Fuel prices in Pakistan are projected to experience a substantial decrease of up to Rs. 18 per liter. This forecast is based on the recent depreciation of the Pakistani Rupee (PKR) by 1 percent to 280.5/$ from the previous fortnightly average of 277/$. Additionally, the prices of West Texas Intermediate (WTI), Brent, and Arablight have seen a decline of approximately 4.3 percent, 3.2 percent, and 4.2 percent respectively compared to the previous week.
This anticipated reduction follows a series of price adjustments in the recent past. The interim government had previously reduced the price of petrol by Rs. 40 per liter and the price of high-speed diesel by Rs. 15 during the last fortnightly review of petroleum prices.
This was largely due to the Pakistani Rupee’s 28-day winning streak against the US dollar and the international rates of High-Speed Diesel (HSD) and Motor Spirit (MS) falling by $1.3-3.5 per barrel in the preceding week.

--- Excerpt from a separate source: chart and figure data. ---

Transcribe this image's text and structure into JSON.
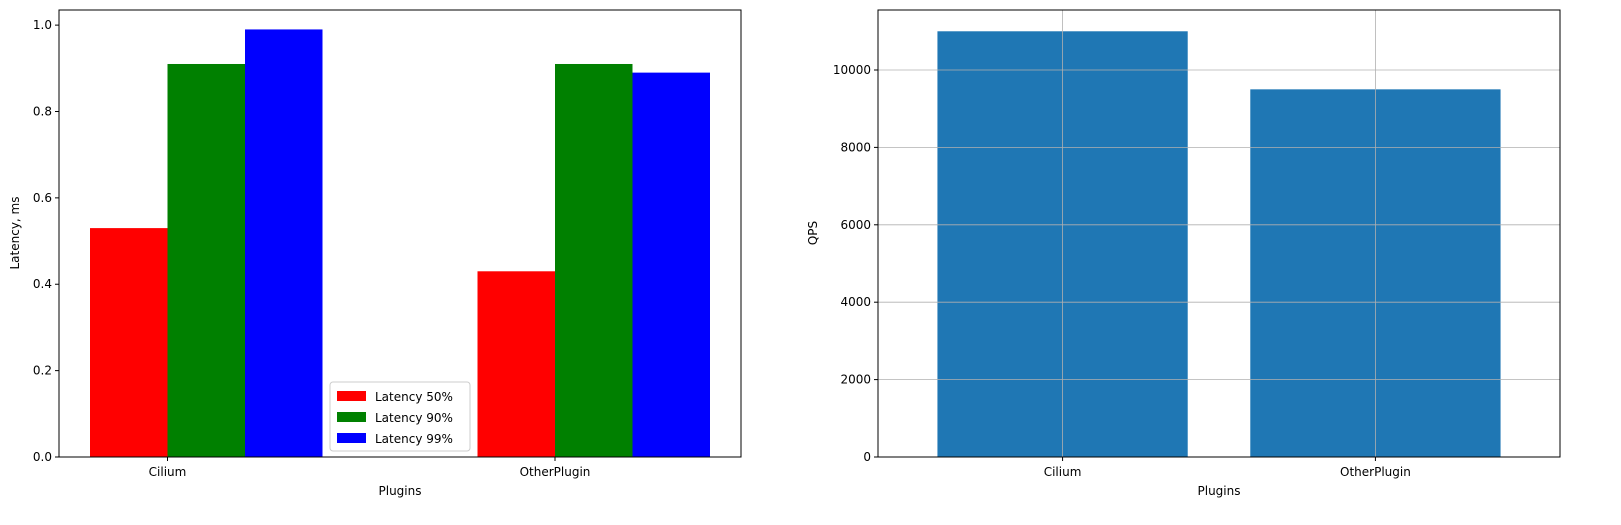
{
  "chart_data": [
    {
      "type": "bar",
      "categories": [
        "Cilium",
        "OtherPlugin"
      ],
      "series": [
        {
          "name": "Latency 50%",
          "color": "#ff0000",
          "values": [
            0.53,
            0.43
          ]
        },
        {
          "name": "Latency 90%",
          "color": "#008000",
          "values": [
            0.91,
            0.91
          ]
        },
        {
          "name": "Latency 99%",
          "color": "#0000ff",
          "values": [
            0.99,
            0.89
          ]
        }
      ],
      "xlabel": "Plugins",
      "ylabel": "Latency, ms",
      "ylim": [
        0,
        1.035
      ],
      "yticks": [
        "0.0",
        "0.2",
        "0.4",
        "0.6",
        "0.8",
        "1.0"
      ],
      "grid": false,
      "legend_position": "lower-center"
    },
    {
      "type": "bar",
      "categories": [
        "Cilium",
        "OtherPlugin"
      ],
      "series": [
        {
          "color": "#1f77b4",
          "values": [
            11000,
            9500
          ]
        }
      ],
      "xlabel": "Plugins",
      "ylabel": "QPS",
      "ylim": [
        0,
        11550
      ],
      "yticks": [
        "0",
        "2000",
        "4000",
        "6000",
        "8000",
        "10000"
      ],
      "grid": true
    }
  ]
}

Between August 15 and September 15, petrol and high-speed diesel prices had escalated by Rs. 58.43 and Rs. 55.83 per liter respectively, reaching a record high of Rs. 331-333 per liter at retail until September 30. However, with the PKR’s significant recovery from below 300 to above 278, fuel and diesel rates were subsequently reduced by Rs. 52 and Rs. 26 per liter respectively on October 1st and 15th.
The current estimates suggest that the per liter rates for High-Speed Diesel could fall by Rs. 5-6 and MS Petrol by Rs. 17-18 per liter on October 31. If the international prices and the resurgent Pakistani Rupee continue their positive trend, local petrol and diesel prices could potentially decrease to Rs. 297-298 and Rs. 265-266 respectively in the next fortnightly prices effective from October 31, 2023.
These projections are based on actual costs in the first 12 days of the current fortnight and estimates for the remaining period. If these predictions hold, this would mark the third consecutive decrease in fuel rates after three successive hikes.